AEyeDE: An Attention-Based Attribution Framework for AI-Generated Text Detection
Researchers introduce AEyeDE, an attention-based attribution framework that detects AI-generated text by analyzing transformer model attention patterns rather than surface-level linguistic features. The method uses a lightweight CNN trained on attention maps from a proxy model and demonstrates strong performance across multiple settings, suggesting attention structures provide a reliable signal for distinguishing human from AI authorship.
The emergence of sophisticated language models has created an urgent need for robust detection mechanisms, as current likelihood-based and statistical approaches increasingly fail against improved AI systems. AEyeDE addresses this challenge through a novel angle: rather than analyzing text itself, the framework examines how transformer models internally process information via attention mechanisms. This represents a meaningful shift in detection philosophy, moving from surface-level signals to interpretable model behavior patterns.
The research fits within a broader recognition that AI detection requires constant adaptation as generative models improve. Traditional detectors struggle because they target artifacts that sophisticated models can naturally avoid. By leveraging attention-based attribution matrices—essentially fingerprints of how models distribute computational focus across input tokens—AEyeDE exploits patterns that appear inherent to AI processing rather than easily correctable outputs. The method's robustness across encoder-decoder and decoder-only architectures, combined with its resilience to spelling perturbations and cross-dataset transfer, suggests genuine generalizability rather than superficial pattern matching.
For content platforms, AI service providers, and academic integrity systems, this work provides a technical foundation for more reliable detection infrastructure. The framework's interpretability also addresses a critical gap: detection systems that can explain *why* text appears AI-generated carry legal and practical advantages over black-box classifiers. The identification of recurring local structures in attention maps that differ systematically between human and AI text opens avenues for further research into attention-based forensics. As a detection approach deployed at model inference time, AEyeDE could enable real-time content screening without requiring external detection services.
- →AEyeDE detects AI-generated text through attention pattern analysis rather than surface-level linguistic features, providing better robustness against sophisticated models.

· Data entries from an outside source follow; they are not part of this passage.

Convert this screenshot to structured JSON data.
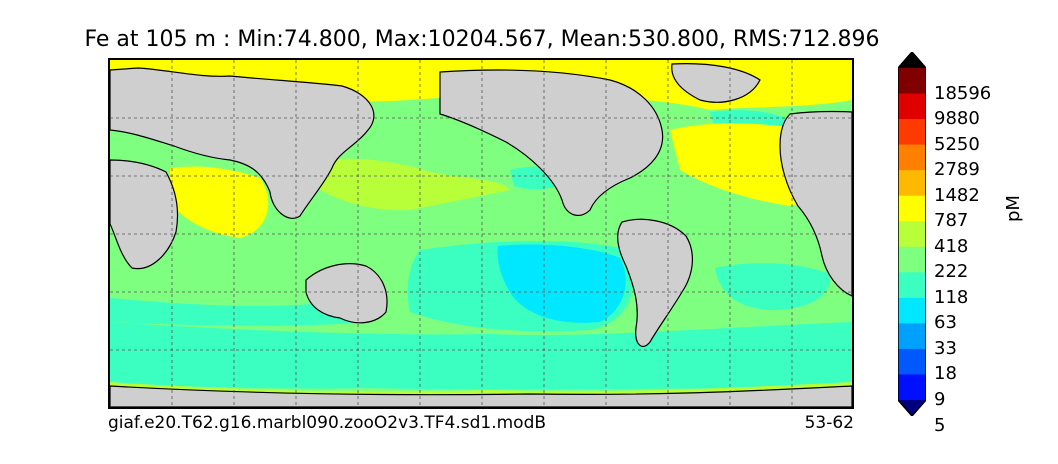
{
  "figure": {
    "title": "Fe at 105 m : Min:74.800, Max:10204.567, Mean:530.800, RMS:712.896",
    "footer_left": "giaf.e20.T62.g16.marbl090.zooO2v3.TF4.sd1.modB",
    "footer_right": "53-62"
  },
  "colorbar": {
    "units": "pM",
    "labels": [
      "18596",
      "9880",
      "5250",
      "2789",
      "1482",
      "787",
      "418",
      "222",
      "118",
      "63",
      "33",
      "18",
      "9",
      "5"
    ],
    "colors_top_to_bottom": [
      "#800000",
      "#e00000",
      "#ff3a00",
      "#ff7f00",
      "#ffb800",
      "#ffff00",
      "#b8ff3a",
      "#7fff7f",
      "#3affc0",
      "#00e8ff",
      "#00a0ff",
      "#0058ff",
      "#0010ff",
      "#0000b8",
      "#000080"
    ],
    "extend": "both"
  },
  "map": {
    "land_color": "#cfcfcf",
    "missing_color": "#ffffff",
    "gridlines": "dashed"
  }
}
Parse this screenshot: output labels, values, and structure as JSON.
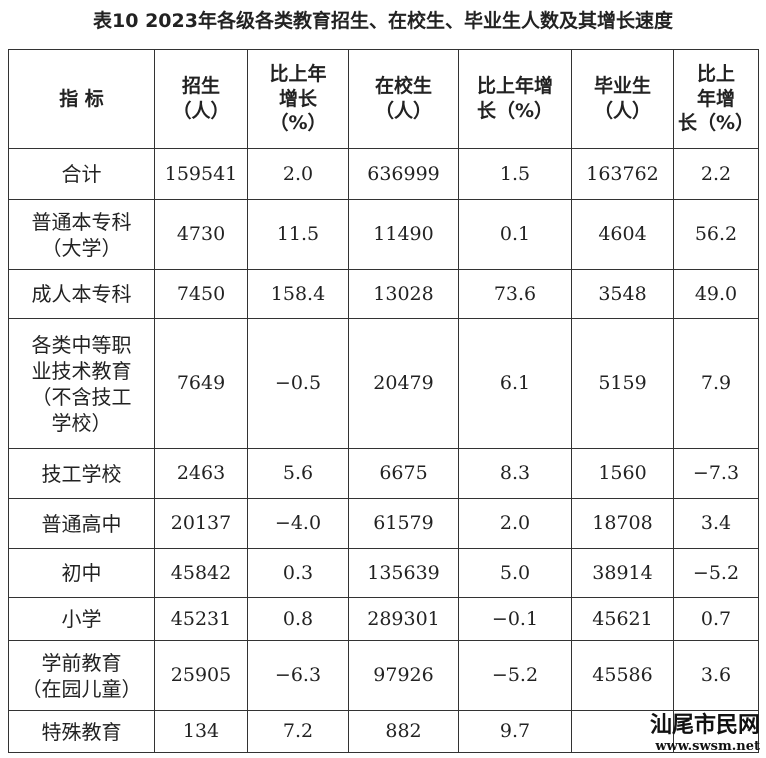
{
  "title": "表10  2023年各级各类教育招生、在校生、毕业生人数及其增长速度",
  "table": {
    "header": [
      "指  标",
      "招生\n（人）",
      "比上年\n增长\n（%）",
      "在校生\n（人）",
      "比上年增\n长（%）",
      "毕业生\n（人）",
      "比上\n年增\n长（%）"
    ],
    "rows": [
      [
        "合计",
        "159541",
        "2.0",
        "636999",
        "1.5",
        "163762",
        "2.2"
      ],
      [
        "普通本专科\n（大学）",
        "4730",
        "11.5",
        "11490",
        "0.1",
        "4604",
        "56.2"
      ],
      [
        "成人本专科",
        "7450",
        "158.4",
        "13028",
        "73.6",
        "3548",
        "49.0"
      ],
      [
        "各类中等职\n业技术教育\n（不含技工\n学校）",
        "7649",
        "−0.5",
        "20479",
        "6.1",
        "5159",
        "7.9"
      ],
      [
        "技工学校",
        "2463",
        "5.6",
        "6675",
        "8.3",
        "1560",
        "−7.3"
      ],
      [
        "普通高中",
        "20137",
        "−4.0",
        "61579",
        "2.0",
        "18708",
        "3.4"
      ],
      [
        "初中",
        "45842",
        "0.3",
        "135639",
        "5.0",
        "38914",
        "−5.2"
      ],
      [
        "小学",
        "45231",
        "0.8",
        "289301",
        "−0.1",
        "45621",
        "0.7"
      ],
      [
        "学前教育\n（在园儿童）",
        "25905",
        "−6.3",
        "97926",
        "−5.2",
        "45586",
        "3.6"
      ],
      [
        "特殊教育",
        "134",
        "7.2",
        "882",
        "9.7"
      ]
    ]
  },
  "watermark": {
    "name": "汕尾市民网",
    "url": "www.swsm.net"
  }
}
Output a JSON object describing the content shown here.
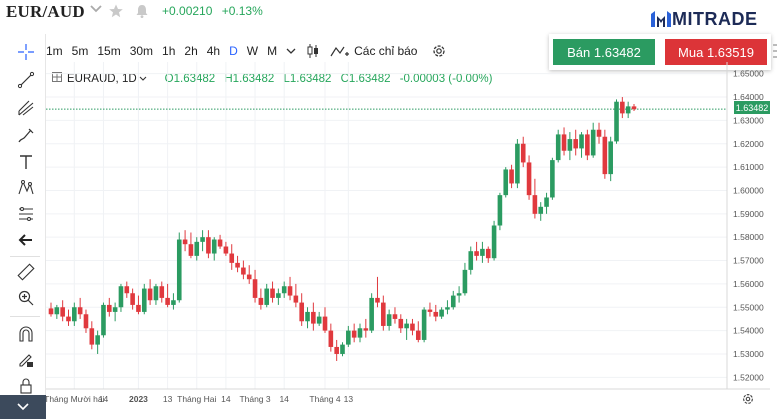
{
  "header": {
    "pair": "EUR/AUD",
    "change_abs": "+0.00210",
    "change_pct": "+0.13%",
    "logo_text": "MITRADE"
  },
  "toolbar": {
    "timeframes": [
      "1m",
      "5m",
      "15m",
      "30m",
      "1h",
      "2h",
      "4h",
      "D",
      "W",
      "M"
    ],
    "active_timeframe": "D",
    "indicators_label": "Các chỉ báo"
  },
  "legend": {
    "symbol": "EURAUD, 1D",
    "open": "O1.63482",
    "high": "H1.63482",
    "low": "L1.63482",
    "close": "C1.63482",
    "change": "-0.00003 (-0.00%)"
  },
  "trade": {
    "sell_label": "Bán 1.63482",
    "buy_label": "Mua 1.63519"
  },
  "colors": {
    "up": "#2b9b61",
    "down": "#e0393e",
    "accent": "#2962ff",
    "grid": "#f0f2f5"
  },
  "icons": [
    "crosshair-icon",
    "trendline-icon",
    "pitchfork-icon",
    "brush-icon",
    "text-icon",
    "pattern-icon",
    "fib-icon",
    "arrow-left-icon",
    "ruler-icon",
    "zoom-icon",
    "magnet-icon",
    "pencil-lock-icon",
    "lock-icon",
    "star-icon",
    "bell-icon",
    "candles-icon",
    "indicators-icon",
    "gear-icon",
    "chevron-down-icon"
  ],
  "chart_data": {
    "type": "candlestick",
    "ylim": [
      1.515,
      1.655
    ],
    "current_price": 1.63482,
    "current_price_label": "1.63482",
    "y_ticks": [
      "1.65000",
      "1.64000",
      "1.63000",
      "1.62000",
      "1.61000",
      "1.60000",
      "1.59000",
      "1.58000",
      "1.57000",
      "1.56000",
      "1.55000",
      "1.54000",
      "1.53000",
      "1.52000"
    ],
    "x_labels": [
      {
        "label": "Tháng Mười hai",
        "index": 4,
        "bold": false
      },
      {
        "label": "14",
        "index": 9,
        "bold": false
      },
      {
        "label": "2023",
        "index": 15,
        "bold": true
      },
      {
        "label": "13",
        "index": 20,
        "bold": false
      },
      {
        "label": "Tháng Hai",
        "index": 25,
        "bold": false
      },
      {
        "label": "14",
        "index": 30,
        "bold": false
      },
      {
        "label": "Tháng 3",
        "index": 35,
        "bold": false
      },
      {
        "label": "14",
        "index": 40,
        "bold": false
      },
      {
        "label": "Tháng 4",
        "index": 47,
        "bold": false
      },
      {
        "label": "13",
        "index": 51,
        "bold": false
      }
    ],
    "candles": [
      [
        1.5495,
        1.552,
        1.546,
        1.547
      ],
      [
        1.547,
        1.551,
        1.545,
        1.55
      ],
      [
        1.55,
        1.553,
        1.544,
        1.546
      ],
      [
        1.546,
        1.549,
        1.542,
        1.544
      ],
      [
        1.544,
        1.552,
        1.542,
        1.55
      ],
      [
        1.55,
        1.554,
        1.545,
        1.547
      ],
      [
        1.547,
        1.549,
        1.539,
        1.541
      ],
      [
        1.541,
        1.544,
        1.532,
        1.534
      ],
      [
        1.534,
        1.54,
        1.53,
        1.538
      ],
      [
        1.538,
        1.552,
        1.537,
        1.551
      ],
      [
        1.551,
        1.554,
        1.546,
        1.548
      ],
      [
        1.548,
        1.552,
        1.544,
        1.55
      ],
      [
        1.55,
        1.56,
        1.548,
        1.559
      ],
      [
        1.559,
        1.561,
        1.554,
        1.556
      ],
      [
        1.556,
        1.558,
        1.549,
        1.551
      ],
      [
        1.551,
        1.555,
        1.547,
        1.548
      ],
      [
        1.548,
        1.56,
        1.547,
        1.558
      ],
      [
        1.558,
        1.562,
        1.551,
        1.553
      ],
      [
        1.553,
        1.56,
        1.551,
        1.559
      ],
      [
        1.559,
        1.561,
        1.552,
        1.554
      ],
      [
        1.554,
        1.56,
        1.55,
        1.551
      ],
      [
        1.551,
        1.556,
        1.549,
        1.553
      ],
      [
        1.553,
        1.582,
        1.552,
        1.579
      ],
      [
        1.579,
        1.583,
        1.574,
        1.577
      ],
      [
        1.577,
        1.582,
        1.571,
        1.572
      ],
      [
        1.572,
        1.58,
        1.57,
        1.578
      ],
      [
        1.578,
        1.583,
        1.574,
        1.58
      ],
      [
        1.58,
        1.583,
        1.571,
        1.573
      ],
      [
        1.573,
        1.58,
        1.57,
        1.579
      ],
      [
        1.579,
        1.581,
        1.575,
        1.576
      ],
      [
        1.576,
        1.578,
        1.572,
        1.573
      ],
      [
        1.573,
        1.577,
        1.566,
        1.569
      ],
      [
        1.569,
        1.572,
        1.565,
        1.567
      ],
      [
        1.567,
        1.57,
        1.562,
        1.564
      ],
      [
        1.564,
        1.568,
        1.56,
        1.562
      ],
      [
        1.562,
        1.566,
        1.552,
        1.554
      ],
      [
        1.554,
        1.558,
        1.549,
        1.551
      ],
      [
        1.551,
        1.56,
        1.55,
        1.558
      ],
      [
        1.558,
        1.561,
        1.552,
        1.554
      ],
      [
        1.554,
        1.558,
        1.551,
        1.556
      ],
      [
        1.556,
        1.561,
        1.554,
        1.559
      ],
      [
        1.559,
        1.563,
        1.553,
        1.555
      ],
      [
        1.555,
        1.56,
        1.55,
        1.552
      ],
      [
        1.552,
        1.556,
        1.542,
        1.544
      ],
      [
        1.544,
        1.55,
        1.541,
        1.548
      ],
      [
        1.548,
        1.552,
        1.54,
        1.543
      ],
      [
        1.543,
        1.548,
        1.542,
        1.546
      ],
      [
        1.546,
        1.55,
        1.539,
        1.54
      ],
      [
        1.54,
        1.543,
        1.531,
        1.533
      ],
      [
        1.533,
        1.536,
        1.527,
        1.53
      ],
      [
        1.53,
        1.535,
        1.529,
        1.534
      ],
      [
        1.534,
        1.542,
        1.533,
        1.54
      ],
      [
        1.54,
        1.543,
        1.535,
        1.537
      ],
      [
        1.537,
        1.543,
        1.535,
        1.541
      ],
      [
        1.541,
        1.545,
        1.537,
        1.54
      ],
      [
        1.54,
        1.556,
        1.539,
        1.554
      ],
      [
        1.554,
        1.563,
        1.55,
        1.552
      ],
      [
        1.552,
        1.555,
        1.54,
        1.542
      ],
      [
        1.542,
        1.549,
        1.54,
        1.547
      ],
      [
        1.547,
        1.55,
        1.543,
        1.545
      ],
      [
        1.545,
        1.547,
        1.539,
        1.541
      ],
      [
        1.541,
        1.545,
        1.536,
        1.543
      ],
      [
        1.543,
        1.545,
        1.538,
        1.54
      ],
      [
        1.54,
        1.544,
        1.535,
        1.536
      ],
      [
        1.536,
        1.55,
        1.535,
        1.549
      ],
      [
        1.549,
        1.552,
        1.546,
        1.548
      ],
      [
        1.548,
        1.551,
        1.544,
        1.546
      ],
      [
        1.546,
        1.55,
        1.545,
        1.549
      ],
      [
        1.549,
        1.553,
        1.547,
        1.55
      ],
      [
        1.55,
        1.557,
        1.549,
        1.555
      ],
      [
        1.555,
        1.559,
        1.552,
        1.556
      ],
      [
        1.556,
        1.569,
        1.555,
        1.566
      ],
      [
        1.566,
        1.576,
        1.564,
        1.574
      ],
      [
        1.574,
        1.578,
        1.57,
        1.572
      ],
      [
        1.572,
        1.578,
        1.569,
        1.575
      ],
      [
        1.575,
        1.576,
        1.569,
        1.571
      ],
      [
        1.571,
        1.587,
        1.57,
        1.585
      ],
      [
        1.585,
        1.599,
        1.583,
        1.598
      ],
      [
        1.598,
        1.61,
        1.597,
        1.609
      ],
      [
        1.609,
        1.611,
        1.601,
        1.603
      ],
      [
        1.603,
        1.622,
        1.601,
        1.62
      ],
      [
        1.62,
        1.623,
        1.61,
        1.612
      ],
      [
        1.612,
        1.615,
        1.596,
        1.598
      ],
      [
        1.598,
        1.605,
        1.588,
        1.59
      ],
      [
        1.59,
        1.595,
        1.587,
        1.593
      ],
      [
        1.593,
        1.599,
        1.59,
        1.597
      ],
      [
        1.597,
        1.614,
        1.596,
        1.613
      ],
      [
        1.613,
        1.626,
        1.612,
        1.624
      ],
      [
        1.624,
        1.627,
        1.615,
        1.617
      ],
      [
        1.617,
        1.625,
        1.613,
        1.622
      ],
      [
        1.622,
        1.626,
        1.615,
        1.618
      ],
      [
        1.618,
        1.625,
        1.614,
        1.624
      ],
      [
        1.624,
        1.626,
        1.613,
        1.615
      ],
      [
        1.615,
        1.629,
        1.614,
        1.626
      ],
      [
        1.626,
        1.629,
        1.62,
        1.623
      ],
      [
        1.623,
        1.626,
        1.605,
        1.607
      ],
      [
        1.607,
        1.623,
        1.604,
        1.621
      ],
      [
        1.621,
        1.639,
        1.62,
        1.638
      ],
      [
        1.638,
        1.64,
        1.631,
        1.633
      ],
      [
        1.633,
        1.638,
        1.631,
        1.636
      ],
      [
        1.636,
        1.637,
        1.634,
        1.6348
      ]
    ]
  }
}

- →The method leverages interpretable attention maps as a discriminative signal, making detection results explainable rather than opaque.
- →Strong performance across encoder-decoder and decoder-only architectures with cross-dataset transfer suggests the approach captures fundamental differences in how AI processes information.
- →Recurring local structures in attention maps differ consistently between human and AI-generated text, opening new research directions for attention-based forensics.
- →Public code release supports adoption and further development of attention-based detection methods across the research community.